Cabaret continues until December 17, 2017 in its near west side theatre, 1305 West 78th Street, Suite 211, Cleveland. Get directions to the theatre on the website. Once you arrive at the site, go around the first building to find the entrance and then follow the signs to the second floor acting space. For tickets and directions go to www.blankcanvastheatre.com
Endearing Allen Cumming in concert
It’s ironic that the same weekend as Cabaret, one of the shows for which he is best known opened at Blank Canvas Theatre, Allen Cumming appeared live in concert at the Connor Palace Theatre.
The talented Scotsman, not only gained fame from his sensual award-winning portrayal as the MC in three productions of the Kander and Ebb tale of the rise of Nazism in Germany, but for being Eli Gold in television’s “The Good Wife.” His performance resume, which includes classical as well as musical theatre, television, commercials and writing, runs deep!
What few know is that Cumming has a commanding full, mellow, singing voice, is a delightful story teller, and has a magnetic personality, which, even in the cavernous confines of the Connor Palace, allowed him to grab and hold the attention of the audience. In truth, the performance was better suited to a cabaret venue.
Using personal experiences and show business inside stories, Cumming even set up and coaxed the audience into giving him an extended curtain call.
Accompanied by a pianist, drums and a carbonite cello, his tales included his misguided decision to get his then-boyfriend’s name tattooed on his right hip. The story of its removal and then the introduction of the now replaced lover, was highlighted by the appearance of the man, who is now a Clevelander, who displayed Cumming’s first name inked on his hip.

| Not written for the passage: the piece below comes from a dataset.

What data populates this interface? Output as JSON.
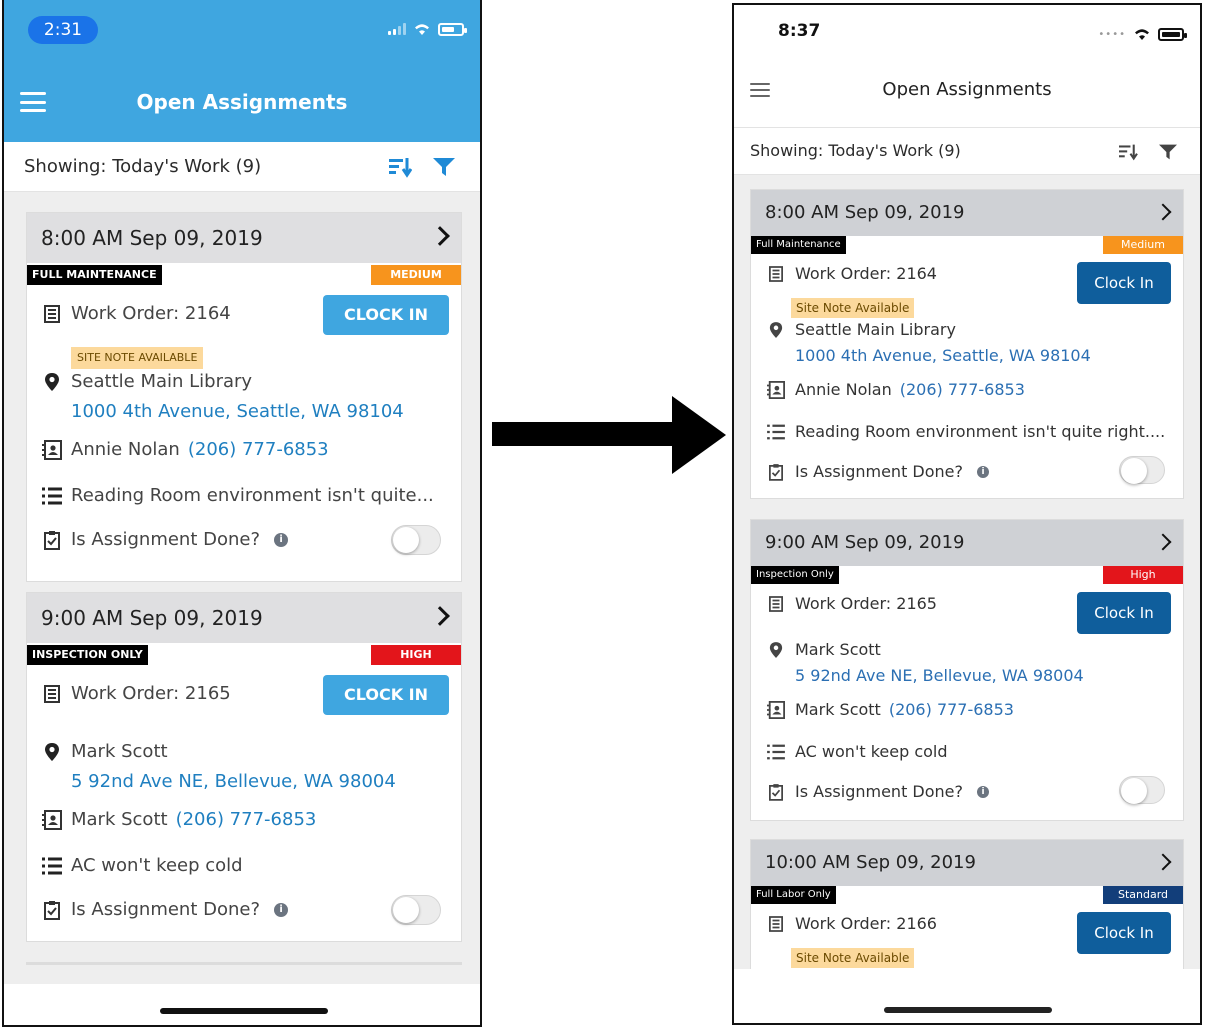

A Lisa Minelli tear-jerker, but fake tale, delighted, as did the story of doing a condom commercial, the review his penis got when he wore tight leather pants on stage, and his search for information about his mother’s father, all added to the audience’s delight.
Cumming became emotionally wrought when he sang a song about his abusive father, bringing not only himself, but the audience to tears.
The only thing missing from the very entertaining evening was a rendition of at least one of the songs from Cabaret. Oh well, you can go to the Blank Canvas production of the show to hear the songs.